‘A prosecutor in Trumbull County, Ohio is “under no legal obligation” to prosecute Brittany Watts, said an advocacy group.’
Joined by national reproductive rights groups, a physician-led advocacy organization in Ohio is pushing a county prosecutor to drop a felony charge against Brittany Watts, a woman who suffered a miscarriage in September, saying it’s entirely in the attorney’s power to stop a grand jury case—in which the odds are stacked against the defendant—from moving forward.
Ohio Physicians for Reproductive Rights (OPRR) wrote to Trumbull County Prosecutor Dennis Watkins, a Democrat, to refute his claim that he is obligated to charge Watts with abuse of a corpse and to bring the case to a grand jury.
The group pointed out that nearly 100 elected prosecutors from across the U.S., including two in Ohio, said in a joint statement after Roe v. Wade was overturned in June 2022 that “prosecutors are entrusted with immense discretion” when deciding to pursue criminal charges.
“Prosecutors make decisions every day about how to allocate limited resources and which cases to prosecute,” said the June 2022 statement. “Indeed, our communities have entrusted us to use our best judgment in deciding how and if to leverage the criminal legal system to further the safety and well-being of all, and we are ethically bound to pursue those interests in every case.”
With that in mind, said OPRR, Watkins is “under no legal obligation” to prosecute Watts.
“As has been widely publicized and as you well know, but choose to ignore, the principle of prosecutorial discretion is well established in both federal and Ohio law,” the group’s letter reads.
The case stems from a miscarriage Watts suffered at home in September, after she had experienced pain and passed blood clots at 22 weeks of pregnancy. Doctors at a local hospital told her the pregnancy was not viable despite some cardiac activity, but Watts was forced to wait several days for an ethics panel to determine whether the hospital could induce labor under Ohio law.
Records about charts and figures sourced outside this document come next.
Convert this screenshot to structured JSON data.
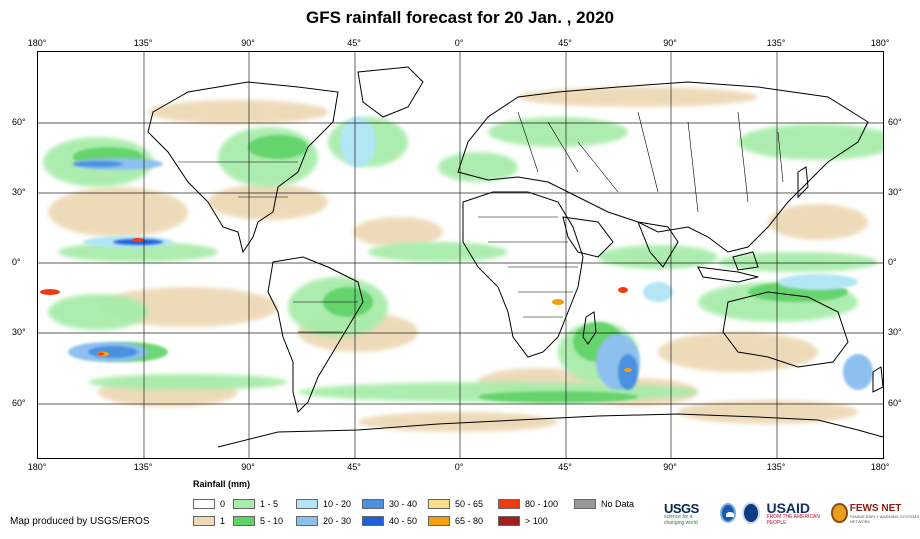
{
  "title": "GFS rainfall forecast for 20 Jan. , 2020",
  "lon_ticks": [
    "180°",
    "135°",
    "90°",
    "45°",
    "0°",
    "45°",
    "90°",
    "135°",
    "180°"
  ],
  "lat_ticks_left": [
    "60°",
    "30°",
    "0°",
    "30°",
    "60°"
  ],
  "lat_ticks_right": [
    "60°",
    "30°",
    "0°",
    "30°",
    "60°"
  ],
  "legend": {
    "title": "Rainfall (mm)",
    "items": [
      {
        "label": "0",
        "color": "#ffffff"
      },
      {
        "label": "1",
        "color": "#ecd9b6"
      },
      {
        "label": "1 - 5",
        "color": "#a8ecaa"
      },
      {
        "label": "5 - 10",
        "color": "#5fd266"
      },
      {
        "label": "10 - 20",
        "color": "#b3e6f5"
      },
      {
        "label": "20 - 30",
        "color": "#8ec0ef"
      },
      {
        "label": "30 - 40",
        "color": "#4a90e0"
      },
      {
        "label": "40 - 50",
        "color": "#1f5fd9"
      },
      {
        "label": "50 - 65",
        "color": "#fbe08a"
      },
      {
        "label": "65 - 80",
        "color": "#f2a00f"
      },
      {
        "label": "80 - 100",
        "color": "#f23a10"
      },
      {
        "label": "> 100",
        "color": "#a31f1f"
      },
      {
        "label": "No Data",
        "color": "#9a9a9a"
      }
    ]
  },
  "credit": "Map produced by USGS/EROS",
  "logos": {
    "usgs": "USGS",
    "usgs_tagline": "science for a changing world",
    "usaid": "USAID",
    "usaid_tagline": "FROM THE AMERICAN PEOPLE",
    "fews": "FEWS NET",
    "fews_tagline": "FAMINE EARLY WARNING SYSTEMS NETWORK"
  },
  "colors": {
    "land_outline": "#000000",
    "grid": "#000000",
    "background": "#ffffff"
  }
}
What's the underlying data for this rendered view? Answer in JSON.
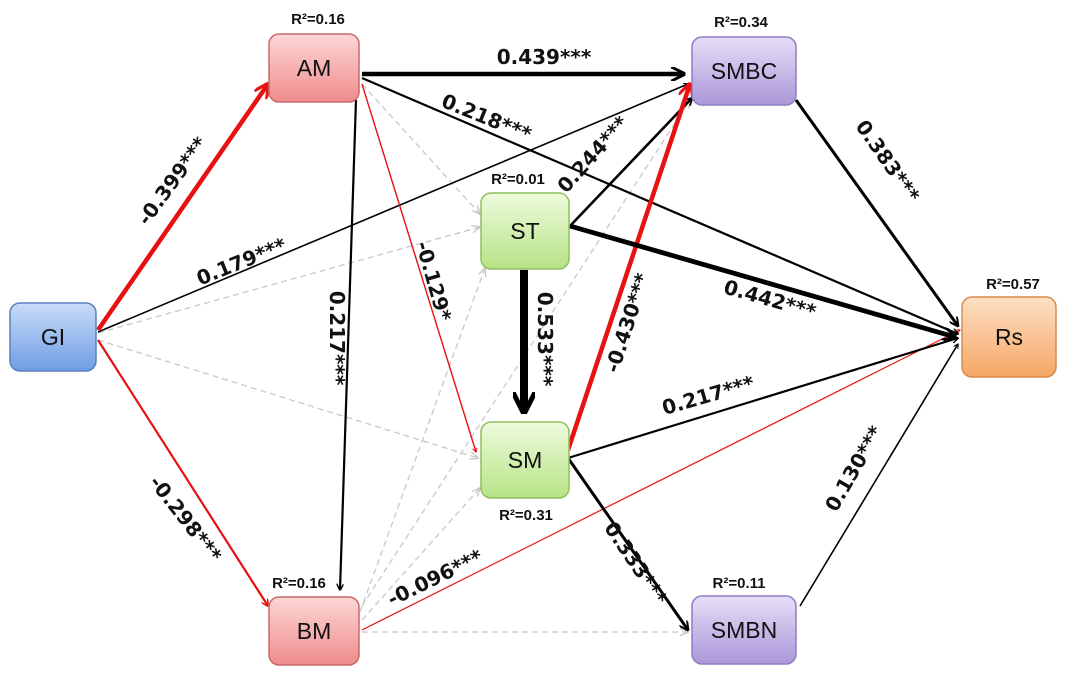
{
  "nodes": {
    "gi": {
      "label": "GI",
      "r2": ""
    },
    "am": {
      "label": "AM",
      "r2": "R²=0.16"
    },
    "bm": {
      "label": "BM",
      "r2": "R²=0.16"
    },
    "st": {
      "label": "ST",
      "r2": "R²=0.01"
    },
    "sm": {
      "label": "SM",
      "r2": "R²=0.31"
    },
    "smbc": {
      "label": "SMBC",
      "r2": "R²=0.34"
    },
    "smbn": {
      "label": "SMBN",
      "r2": "R²=0.11"
    },
    "rs": {
      "label": "Rs",
      "r2": "R²=0.57"
    }
  },
  "paths": [
    {
      "id": "gi-am",
      "from": "GI",
      "to": "AM",
      "coef": "-0.399***",
      "sign": "negative",
      "significant": true
    },
    {
      "id": "gi-bm",
      "from": "GI",
      "to": "BM",
      "coef": "-0.298***",
      "sign": "negative",
      "significant": true
    },
    {
      "id": "gi-smbc",
      "from": "GI",
      "to": "SMBC",
      "coef": "0.179***",
      "sign": "positive",
      "significant": true
    },
    {
      "id": "am-smbc",
      "from": "AM",
      "to": "SMBC",
      "coef": "0.439***",
      "sign": "positive",
      "significant": true
    },
    {
      "id": "am-rs",
      "from": "AM",
      "to": "Rs",
      "coef": "0.218***",
      "sign": "positive",
      "significant": true
    },
    {
      "id": "am-bm",
      "from": "AM",
      "to": "BM",
      "coef": "0.217***",
      "sign": "positive",
      "significant": true
    },
    {
      "id": "am-sm",
      "from": "AM",
      "to": "SM",
      "coef": "-0.129*",
      "sign": "negative",
      "significant": true
    },
    {
      "id": "st-smbc",
      "from": "ST",
      "to": "SMBC",
      "coef": "0.244***",
      "sign": "positive",
      "significant": true
    },
    {
      "id": "st-rs",
      "from": "ST",
      "to": "Rs",
      "coef": "0.442***",
      "sign": "positive",
      "significant": true
    },
    {
      "id": "st-sm",
      "from": "ST",
      "to": "SM",
      "coef": "0.533***",
      "sign": "positive",
      "significant": true
    },
    {
      "id": "sm-smbc",
      "from": "SM",
      "to": "SMBC",
      "coef": "-0.430***",
      "sign": "negative",
      "significant": true
    },
    {
      "id": "sm-rs",
      "from": "SM",
      "to": "Rs",
      "coef": "0.217***",
      "sign": "positive",
      "significant": true
    },
    {
      "id": "sm-smbn",
      "from": "SM",
      "to": "SMBN",
      "coef": "0.333***",
      "sign": "positive",
      "significant": true
    },
    {
      "id": "bm-rs",
      "from": "BM",
      "to": "Rs",
      "coef": "-0.096***",
      "sign": "negative",
      "significant": true
    },
    {
      "id": "smbc-rs",
      "from": "SMBC",
      "to": "Rs",
      "coef": "0.383***",
      "sign": "positive",
      "significant": true
    },
    {
      "id": "smbn-rs",
      "from": "SMBN",
      "to": "Rs",
      "coef": "0.130***",
      "sign": "positive",
      "significant": true
    },
    {
      "id": "ns-gi-st",
      "from": "GI",
      "to": "ST",
      "coef": "",
      "sign": "nonsignificant",
      "significant": false
    },
    {
      "id": "ns-gi-sm",
      "from": "GI",
      "to": "SM",
      "coef": "",
      "sign": "nonsignificant",
      "significant": false
    },
    {
      "id": "ns-am-st",
      "from": "AM",
      "to": "ST",
      "coef": "",
      "sign": "nonsignificant",
      "significant": false
    },
    {
      "id": "ns-bm-st",
      "from": "BM",
      "to": "ST",
      "coef": "",
      "sign": "nonsignificant",
      "significant": false
    },
    {
      "id": "ns-bm-sm",
      "from": "BM",
      "to": "SM",
      "coef": "",
      "sign": "nonsignificant",
      "significant": false
    },
    {
      "id": "ns-bm-smbc",
      "from": "BM",
      "to": "SMBC",
      "coef": "",
      "sign": "nonsignificant",
      "significant": false
    },
    {
      "id": "ns-bm-smbn",
      "from": "BM",
      "to": "SMBN",
      "coef": "",
      "sign": "nonsignificant",
      "significant": false
    }
  ],
  "colors": {
    "positive": "#000000",
    "negative": "#e81010",
    "nonsignificant": "#c8c8c8",
    "gi_fill": "#7aa6e6",
    "am_fill": "#f29a9a",
    "bm_fill": "#f29a9a",
    "st_fill": "#c5ec9a",
    "sm_fill": "#c5ec9a",
    "smbc_fill": "#b7a6de",
    "smbn_fill": "#b7a6de",
    "rs_fill": "#f9b27a"
  }
}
The state currently permits abortion care until 22 weeks of pregnancy, but the state has claimed it can enforce a six-week ban that has been blocked by preliminary injunction.
Watts eventually had the miscarriage in her bathroom, and police got involved in the case after she told a nurse at the hospital that she had taken the tissue, fluid, and blood in her toilet and placed it in a bucket. The authorities investigated and found Watts’ fetus, which weighed less than one pound, in a pipe connected to the toilet.
Mini Timmaraju, president and CEO of Reproductive Freedom for All, told MSNBC on Wednesday night that prosecutors are punishing Watts for doctors’ inability to make a decision about providing her with medical attention in the United States’ post-Roe political climate.
“She should be treated with compassion, with dignity, with care, but because of this climate and environment we’re in now,” said Timmaraju, “this is the America that has been wrought.”
The grand jury is investigating Watts’ case and is expected to vote on whether to indict her in the coming weeks, unless Watkins drops the charge.
If the case proceeds, Watts could be called to testify before the grand jury, but she would not be granted legal representation and Watkins’ office would not be required to present any information that could help the defendant’s case. In Trumbull County, Watkins noted in a recent memo, grand juries decide against indicting defendants in only about 20% of cases.
Watts could face up to a year in prison and a $2,500 fine if she is found guilty.
“Prosecuting people for miscarriage doesn’t improve public health or safety,” said If/When/How, a national network of reproductive rights lawyers, earlier this month. “Instead, it means locking someone up, separating families, and dire financial harm to them.”